King's professional career began in the early 1980s when he was hired as the vocalist for Fastway, a British hard rock band formed by ex-Motörhead guitarist "Fast" Eddie Clarke and ex-UFO bassist Pete Way in 1983.

After Fastway, King formed Katmandu with Mandy Meyer (ex-Krokus) and Mike Alonso (former member of the Detroit-based band Speedball), who released one self-titled album. The band had a couple of minor hits but later disbanded.

King retained a record deal with Epic Records, who wanted him to sing for Jeff Beck, but he declined. He cofounded Flogging Molly and asked to be released from his Epic contract.

Flogging Molly continues to record and tour, reaching No. 4 on the Billboard 200 and No. 1 on the Billboard Indie Chart over the years.

On March 20, 2024, Dave and Flogging Molly covered The Pogues' "The Old Main Drag" at the Sinéad & Shane (billed as "a St. Paddy's Celebration of Sinéad O'Connor and Shane MacGowan") at Carnegie Hall concert in New York City.
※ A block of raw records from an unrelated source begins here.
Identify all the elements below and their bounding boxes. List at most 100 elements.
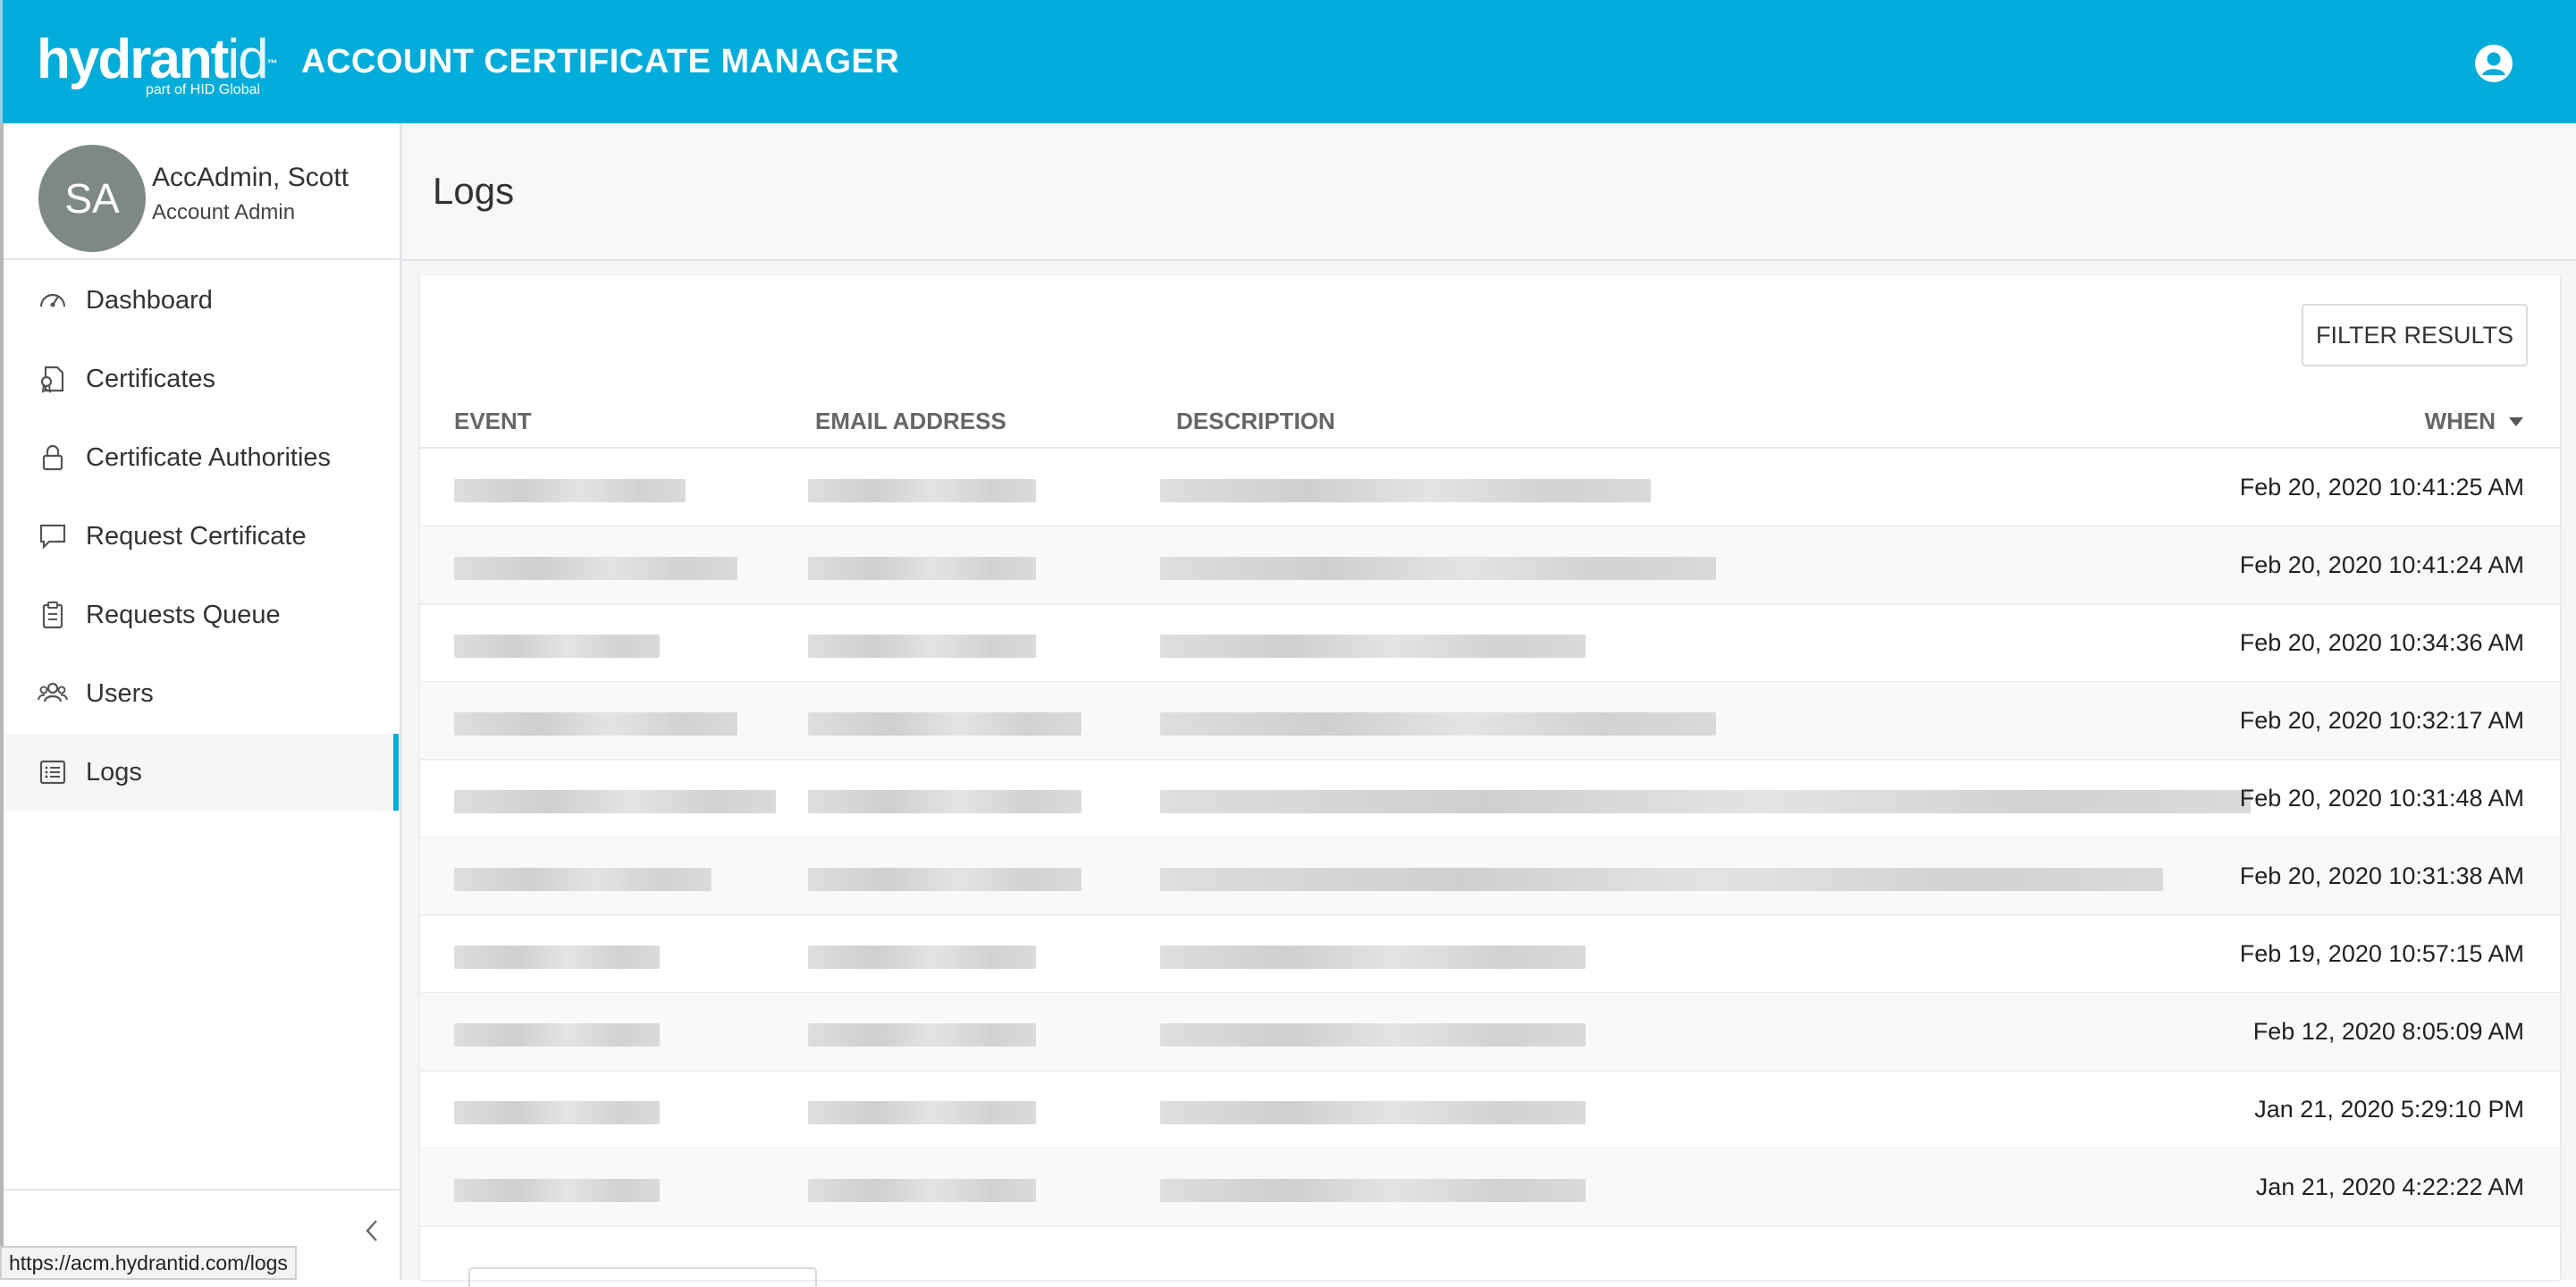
- column-header-when-label: WHEN: [2424, 408, 2496, 434]
- event-cell-redacted: [454, 1101, 660, 1124]
- user-profile: SA AccAdmin, Scott Account Admin: [4, 123, 402, 260]
- column-header-email[interactable]: EMAIL ADDRESS: [815, 408, 1006, 435]
- sidebar-item-certificates[interactable]: Certificates: [4, 341, 399, 417]
- table-row[interactable]: Feb 19, 2020 10:57:15 AM: [420, 915, 2560, 994]
- description-cell-redacted: [1160, 712, 1716, 736]
- avatar: SA: [38, 145, 146, 252]
- sidebar-item-label: Certificate Authorities: [86, 442, 332, 472]
- email-cell-redacted: [808, 868, 1082, 891]
- sidebar-item-request-certificate[interactable]: Request Certificate: [4, 498, 399, 575]
- when-cell: Feb 20, 2020 10:31:38 AM: [2239, 862, 2524, 889]
- description-cell-redacted: [1160, 479, 1651, 502]
- table-row[interactable]: Feb 20, 2020 10:41:24 AM: [420, 526, 2560, 605]
- when-cell: Feb 12, 2020 8:05:09 AM: [2252, 1018, 2524, 1045]
- sidebar-item-label: Logs: [86, 757, 142, 786]
- email-cell-redacted: [808, 479, 1036, 502]
- pagination-control[interactable]: [468, 1267, 817, 1287]
- when-cell: Jan 21, 2020 5:29:10 PM: [2254, 1096, 2524, 1123]
- email-cell-redacted: [808, 557, 1036, 580]
- email-cell-redacted: [808, 712, 1082, 736]
- users-icon: [38, 682, 68, 702]
- logs-card: FILTER RESULTS EVENT EMAIL ADDRESS DESCR…: [420, 275, 2560, 1287]
- list-icon: [39, 760, 66, 785]
- description-cell-redacted: [1160, 946, 1586, 969]
- table-row[interactable]: Feb 12, 2020 8:05:09 AM: [420, 993, 2560, 1072]
- user-circle-icon: [2475, 45, 2513, 82]
- lock-icon: [42, 444, 63, 471]
- filter-results-button[interactable]: FILTER RESULTS: [2301, 304, 2528, 366]
- page-title: Logs: [433, 170, 515, 212]
- profile-role: Account Admin: [152, 200, 296, 224]
- certificate-icon: [40, 366, 64, 393]
- table-row[interactable]: Jan 21, 2020 5:29:10 PM: [420, 1071, 2560, 1149]
- sort-descending-icon: [2509, 416, 2523, 426]
- sidebar-item-certificate-authorities[interactable]: Certificate Authorities: [4, 419, 399, 496]
- sidebar-item-label: Dashboard: [86, 285, 213, 315]
- when-cell: Feb 19, 2020 10:57:15 AM: [2239, 940, 2524, 967]
- email-cell-redacted: [808, 946, 1036, 969]
- status-bar-url: https://acm.hydrantid.com/logs: [0, 1246, 297, 1280]
- event-cell-redacted: [454, 635, 660, 658]
- collapse-sidebar-button[interactable]: [358, 1216, 388, 1246]
- sidebar-item-logs[interactable]: Logs: [4, 734, 399, 811]
- description-cell-redacted: [1160, 635, 1586, 658]
- description-cell-redacted: [1160, 1023, 1586, 1047]
- sidebar-item-label: Request Certificate: [86, 521, 307, 551]
- description-cell-redacted: [1160, 557, 1716, 580]
- logo-text: hydrant: [37, 29, 229, 90]
- table-row[interactable]: Feb 20, 2020 10:41:25 AM: [420, 449, 2560, 527]
- app-title: ACCOUNT CERTIFICATE MANAGER: [301, 43, 900, 80]
- profile-name: AccAdmin, Scott: [152, 163, 349, 192]
- table-row[interactable]: Feb 20, 2020 10:34:36 AM: [420, 604, 2560, 683]
- logo-id: id: [227, 29, 268, 90]
- chevron-left-icon: [366, 1220, 377, 1241]
- chat-bubble-icon: [39, 524, 66, 550]
- clipboard-icon: [42, 601, 63, 629]
- when-cell: Feb 20, 2020 10:41:25 AM: [2239, 474, 2524, 500]
- sidebar: SA AccAdmin, Scott Account Admin Dashboa…: [0, 123, 402, 1280]
- event-cell-redacted: [454, 868, 711, 891]
- column-header-event[interactable]: EVENT: [454, 408, 532, 435]
- event-cell-redacted: [454, 1179, 660, 1202]
- table-row[interactable]: Feb 20, 2020 10:31:48 AM: [420, 760, 2560, 838]
- description-cell-redacted: [1160, 1179, 1586, 1202]
- email-cell-redacted: [808, 1023, 1036, 1047]
- main-content: Logs FILTER RESULTS EVENT EMAIL ADDRESS …: [402, 123, 2576, 1287]
- top-app-bar: hydrantid™ part of HID Global ACCOUNT CE…: [0, 0, 2576, 123]
- email-cell-redacted: [808, 1179, 1036, 1202]
- table-row[interactable]: Feb 20, 2020 10:31:38 AM: [420, 837, 2560, 916]
- hydrantid-logo[interactable]: hydrantid™ part of HID Global: [37, 32, 278, 98]
- when-cell: Jan 21, 2020 4:22:22 AM: [2255, 1173, 2524, 1200]
- table-row[interactable]: Feb 20, 2020 10:32:17 AM: [420, 682, 2560, 761]
- sidebar-item-dashboard[interactable]: Dashboard: [4, 262, 399, 339]
- email-cell-redacted: [808, 635, 1036, 658]
- when-cell: Feb 20, 2020 10:34:36 AM: [2239, 629, 2524, 656]
- event-cell-redacted: [454, 790, 776, 813]
- description-cell-redacted: [1160, 790, 2251, 813]
- table-header: EVENT EMAIL ADDRESS DESCRIPTION WHEN: [420, 390, 2560, 449]
- logo-trademark: ™: [266, 57, 278, 70]
- column-header-description[interactable]: DESCRIPTION: [1176, 408, 1335, 435]
- sidebar-item-label: Users: [86, 678, 154, 708]
- event-cell-redacted: [454, 479, 686, 502]
- speedometer-icon: [39, 293, 66, 307]
- page-header: Logs: [402, 123, 2576, 261]
- sidebar-item-label: Requests Queue: [86, 600, 281, 629]
- sidebar-item-users[interactable]: Users: [4, 655, 399, 732]
- description-cell-redacted: [1160, 1101, 1586, 1124]
- sidebar-item-requests-queue[interactable]: Requests Queue: [4, 576, 399, 653]
- description-cell-redacted: [1160, 868, 2163, 891]
- account-menu-button[interactable]: [2474, 44, 2513, 83]
- event-cell-redacted: [454, 712, 737, 736]
- table-row[interactable]: Jan 21, 2020 4:22:22 AM: [420, 1148, 2560, 1227]
- when-cell: Feb 20, 2020 10:32:17 AM: [2239, 707, 2524, 734]
- email-cell-redacted: [808, 1101, 1036, 1124]
- logo-subtitle: part of HID Global: [146, 82, 261, 97]
- when-cell: Feb 20, 2020 10:41:24 AM: [2239, 551, 2524, 578]
- when-cell: Feb 20, 2020 10:31:48 AM: [2239, 785, 2524, 812]
- column-header-when[interactable]: WHEN: [2425, 408, 2524, 435]
- email-cell-redacted: [808, 790, 1082, 813]
- event-cell-redacted: [454, 1023, 660, 1047]
- event-cell-redacted: [454, 946, 660, 969]
- event-cell-redacted: [454, 557, 737, 580]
Flogging Molly followed up their summer 2024 European tour with a headlining run in the US in September/October.

==Personal life==
King is married to musician and bandmate Bridget Regan. On February 5, 2025, the band announced the cancellation of their ongoing tour due to King suffering from a 'very serious health condition.' On March 17, 2025, King’s wife, Bridget, posted to social media announcing that King had had undergone multiple surgeries after suffering a brain hemorrhage, before spending two weeks in a coma, and that he was recovering at the Beaumont Hospital in Dublin.

With King on the mend, the group announced they would be performing again at the 2026 Warped Tour for all five dates along with their 2026 Salty Dog Cruise. However, on April 8, 2026, the band announced that they were cancelling their appearances at the Warped Tour citing health concerns with King but stated they still planned to appear on the Salty Dog Cruise.